In operation, each of the three modules is broken into assessable elements scored on a maturity scale, allowing an organisation to identify gaps and plan interventions. The Citizens' Charter component requires that standards be specific, measurable, time-bound and prominently displayed, drawing on the charter movement that India adopted in 1997 following the United Kingdom's 1991 Citizen's Charter. The grievance-redress module insists on receipt, acknowledgement, escalation and root-cause analysis of complaints rather than mere disposal. The service-delivery module probes whether the agency has mapped its services, defined ownership, and equipped staff to honour the charter promises. Pilots were carried out in flagship public-interface bodies including India Post, the Railways, the Passport Office, the Central Board of Direct Taxes (CBDT) and Employees' Provident Fund offices.

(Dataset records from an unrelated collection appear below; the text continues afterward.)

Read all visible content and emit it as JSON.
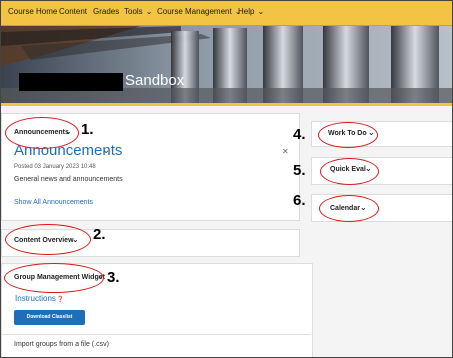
{
  "nav": {
    "items": [
      "Course Home",
      "Content",
      "Grades",
      "Tools",
      "Course Management",
      "Help"
    ]
  },
  "banner": {
    "title": "Sandbox"
  },
  "widgets": {
    "announcements": {
      "title": "Announcements",
      "heading": "Announcements",
      "posted": "Posted 03 January 2023 10:48",
      "body": "General news and announcements",
      "show_all": "Show All Announcements"
    },
    "content_overview": {
      "title": "Content Overview"
    },
    "group_management": {
      "title": "Group Management Widget",
      "instructions": "Instructions",
      "download_button": "Download Classlist",
      "import_text": "Import groups from a file (.csv)"
    },
    "work_to_do": {
      "title": "Work To Do"
    },
    "quick_eval": {
      "title": "Quick Eval"
    },
    "calendar": {
      "title": "Calendar"
    }
  },
  "annotations": [
    "1.",
    "2.",
    "3.",
    "4.",
    "5.",
    "6."
  ],
  "colors": {
    "nav_bg": "#f3c443",
    "link": "#1f6fb8",
    "annotation": "#d81b1b"
  }
}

The Sevottam logic underpins later digital governance and accountability instruments. It informed the drafting of the Right of Citizens for Time Bound Delivery of Goods and Services and Redressal of their Grievances Bill, 2011 (the Citizens' Charter Bill, which lapsed), and several state-level guarantee laws such as the Madhya Pradesh Lok Sewaon Ke Pradan Ki Guarantee Adhiniyam, 2010 and similar Public Service Guarantee Acts in Bihar, Rajasthan and elsewhere that made service timelines legally enforceable with penalties. Its grievance philosophy is carried forward by the CPGRAMS (Centralised Public Grievance Redress and Monitoring System) portal. As of 2026 the broader citizen-centric agenda continues through DARPG's "Improving Assessment" and good-governance index initiatives, with Sevottam remaining the foundational conceptual reference for service-quality reform.
For the UPSC examination, Sevottam is squarely a GS Paper II (Governance) and GS Paper IV (Ethics) topic. In governance, questions test the three pillars, its link to Citizens' Charters, the ARC's recommendations, and IS 15700:2005. In ethics, it features under accountability, citizen-centric administration, work culture and probity in governance, often paired with concepts like the Right to Public Services and the Sterling/Stratus accountability framework. The typical question angle asks candidates to explain how Sevottam strengthens accountability and to critically evaluate why Citizens' Charters in India have often remained non-justiciable and weakly implemented.
Example
In 2010, DARPG and the Bureau of Indian Standards piloted Sevottam-based IS 15700:2005 certification in select India Post and Passport Office units to benchmark their Citizens' Charters and grievance-redress systems.
Frequently asked questions
Sevottam rests on three pillars: an effective Citizens' Charter setting service standards, a robust public grievance redress mechanism, and the organisational capability to deliver services. Each is scored on a maturity scale to identify gaps.